市女笠 紫式部:「めぐり逢ひて見しやそれともわかぬ間に 雲がくれにし夜半の月かな」のストーリー

(57番)めぐり逢ひて見しやそれともわかぬ間に 雲がくれにし夜半(よは)の月かな
 あなたはこの夜半の月のように、めぐり逢って見たかどうかも見分けがつかない間に雲に隠れていなくなってしまった。



 作者紫式部とその幼友だちとの再会を題材としています。諸説ではこの友人が訪ねてきたという設定です。当時宮中にいた女房が、しかも夜に外出することなどめったになかったので、当然と言えますが、外で再会したというのも風情がありそうです。どちらにしても、月明かり程度の明るさでは、人の顔の区別も実際につきにくかったことでしょう。
 この歌にヒントを得て、こういうおとぎ話はどうでしょうか。この絵の主役は、月夜に幼友だちと出会うことになっていたようですが、しかしその人は逢ったとたん、あっという間に消えてしまいました。実はその〝友だち〟の正体というのは、一匹のキツネであり、友人との再会を果たしたいという彼女の願いをかなえるために、ほんの一瞬その友人に化けてやったのでした。こんな感じなら、「狐につままれる」のも悪くはありません。

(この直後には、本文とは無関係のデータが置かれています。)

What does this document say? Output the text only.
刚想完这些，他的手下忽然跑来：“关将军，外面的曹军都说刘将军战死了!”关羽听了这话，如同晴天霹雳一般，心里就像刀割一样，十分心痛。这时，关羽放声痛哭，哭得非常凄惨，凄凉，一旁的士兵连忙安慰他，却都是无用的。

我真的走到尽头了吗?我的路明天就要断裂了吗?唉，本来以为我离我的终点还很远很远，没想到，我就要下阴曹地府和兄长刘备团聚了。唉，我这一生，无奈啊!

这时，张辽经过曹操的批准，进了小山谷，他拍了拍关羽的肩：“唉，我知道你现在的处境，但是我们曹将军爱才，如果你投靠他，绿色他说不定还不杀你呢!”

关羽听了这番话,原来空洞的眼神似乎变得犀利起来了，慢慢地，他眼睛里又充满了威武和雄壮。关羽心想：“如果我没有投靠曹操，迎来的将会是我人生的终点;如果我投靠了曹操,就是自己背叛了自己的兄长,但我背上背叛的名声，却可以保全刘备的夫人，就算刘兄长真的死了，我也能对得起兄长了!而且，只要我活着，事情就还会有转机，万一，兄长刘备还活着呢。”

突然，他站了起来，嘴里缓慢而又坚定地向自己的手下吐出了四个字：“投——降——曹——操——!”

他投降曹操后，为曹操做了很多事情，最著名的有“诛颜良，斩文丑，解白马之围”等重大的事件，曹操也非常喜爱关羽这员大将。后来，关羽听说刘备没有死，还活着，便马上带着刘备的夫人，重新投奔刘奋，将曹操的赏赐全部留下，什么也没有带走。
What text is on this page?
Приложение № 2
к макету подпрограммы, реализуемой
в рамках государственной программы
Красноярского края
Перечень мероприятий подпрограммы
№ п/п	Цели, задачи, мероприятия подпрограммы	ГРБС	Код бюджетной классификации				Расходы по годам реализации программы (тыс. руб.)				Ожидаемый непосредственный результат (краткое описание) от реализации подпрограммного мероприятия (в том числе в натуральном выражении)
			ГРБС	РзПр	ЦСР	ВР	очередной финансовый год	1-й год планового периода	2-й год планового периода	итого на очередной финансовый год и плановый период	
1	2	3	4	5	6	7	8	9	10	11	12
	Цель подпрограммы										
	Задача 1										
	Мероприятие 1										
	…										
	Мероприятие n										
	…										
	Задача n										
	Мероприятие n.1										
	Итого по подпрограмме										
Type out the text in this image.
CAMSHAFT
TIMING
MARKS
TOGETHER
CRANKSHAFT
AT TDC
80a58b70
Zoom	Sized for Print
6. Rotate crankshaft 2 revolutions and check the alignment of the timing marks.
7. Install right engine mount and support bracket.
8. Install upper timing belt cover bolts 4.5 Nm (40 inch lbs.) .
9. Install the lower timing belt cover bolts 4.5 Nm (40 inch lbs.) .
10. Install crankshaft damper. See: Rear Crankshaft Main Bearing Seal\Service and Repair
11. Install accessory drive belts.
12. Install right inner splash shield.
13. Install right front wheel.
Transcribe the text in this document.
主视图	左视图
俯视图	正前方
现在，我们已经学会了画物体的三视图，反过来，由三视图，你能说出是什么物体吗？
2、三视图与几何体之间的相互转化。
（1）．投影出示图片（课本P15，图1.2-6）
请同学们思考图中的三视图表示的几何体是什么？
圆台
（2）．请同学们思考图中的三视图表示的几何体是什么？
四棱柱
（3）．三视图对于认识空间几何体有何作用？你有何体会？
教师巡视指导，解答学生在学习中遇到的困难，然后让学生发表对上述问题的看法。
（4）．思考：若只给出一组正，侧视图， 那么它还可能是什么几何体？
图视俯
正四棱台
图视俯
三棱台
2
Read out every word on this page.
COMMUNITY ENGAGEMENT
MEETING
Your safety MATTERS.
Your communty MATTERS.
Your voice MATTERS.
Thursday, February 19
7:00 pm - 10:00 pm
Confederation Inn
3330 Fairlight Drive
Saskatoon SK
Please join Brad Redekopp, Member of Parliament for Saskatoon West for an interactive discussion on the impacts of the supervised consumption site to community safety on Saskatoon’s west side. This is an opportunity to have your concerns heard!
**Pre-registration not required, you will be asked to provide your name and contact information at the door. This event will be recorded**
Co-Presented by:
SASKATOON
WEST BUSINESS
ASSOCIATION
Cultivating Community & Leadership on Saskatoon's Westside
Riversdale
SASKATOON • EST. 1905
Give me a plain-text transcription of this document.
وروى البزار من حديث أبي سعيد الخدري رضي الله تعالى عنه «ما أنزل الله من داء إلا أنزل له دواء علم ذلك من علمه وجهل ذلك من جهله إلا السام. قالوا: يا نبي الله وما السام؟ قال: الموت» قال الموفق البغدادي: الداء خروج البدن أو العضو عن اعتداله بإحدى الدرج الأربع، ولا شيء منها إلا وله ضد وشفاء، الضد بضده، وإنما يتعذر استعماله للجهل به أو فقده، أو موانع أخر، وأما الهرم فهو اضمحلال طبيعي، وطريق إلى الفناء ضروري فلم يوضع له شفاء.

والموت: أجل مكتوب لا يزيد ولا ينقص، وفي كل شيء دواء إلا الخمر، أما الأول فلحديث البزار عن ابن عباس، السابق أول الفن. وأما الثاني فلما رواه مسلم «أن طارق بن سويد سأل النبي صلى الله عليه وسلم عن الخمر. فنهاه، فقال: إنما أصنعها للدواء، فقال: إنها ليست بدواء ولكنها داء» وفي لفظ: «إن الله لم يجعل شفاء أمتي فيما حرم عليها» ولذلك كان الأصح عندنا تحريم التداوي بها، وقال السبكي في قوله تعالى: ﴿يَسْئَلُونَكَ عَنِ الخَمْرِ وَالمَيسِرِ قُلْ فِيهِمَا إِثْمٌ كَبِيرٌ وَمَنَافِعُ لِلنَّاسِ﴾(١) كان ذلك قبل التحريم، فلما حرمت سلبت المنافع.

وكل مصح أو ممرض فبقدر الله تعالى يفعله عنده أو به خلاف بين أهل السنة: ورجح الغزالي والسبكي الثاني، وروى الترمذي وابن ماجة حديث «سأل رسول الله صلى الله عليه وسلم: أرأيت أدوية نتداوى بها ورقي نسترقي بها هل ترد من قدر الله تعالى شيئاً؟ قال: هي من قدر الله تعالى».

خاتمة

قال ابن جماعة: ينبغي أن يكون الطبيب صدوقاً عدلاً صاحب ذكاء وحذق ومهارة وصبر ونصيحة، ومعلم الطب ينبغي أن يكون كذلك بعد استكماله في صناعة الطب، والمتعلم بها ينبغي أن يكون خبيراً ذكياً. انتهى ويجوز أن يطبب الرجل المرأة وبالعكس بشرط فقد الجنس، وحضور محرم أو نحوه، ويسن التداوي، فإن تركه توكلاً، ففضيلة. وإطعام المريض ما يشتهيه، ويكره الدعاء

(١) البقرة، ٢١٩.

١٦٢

 ところで「雲がくれ」で連想するのは、『源氏物語』の「雲隠」の帖(タイトルだけで本文が何もなく、ここで光源氏の死が暗示されている)です。そこで、この「雲がくれ」を「死」ととると、「久しぶりに会った友人がそのあと突然逝ってしまった」という意味にもなるかもしれません。えっ曲解にもほどがあるって(笑い)。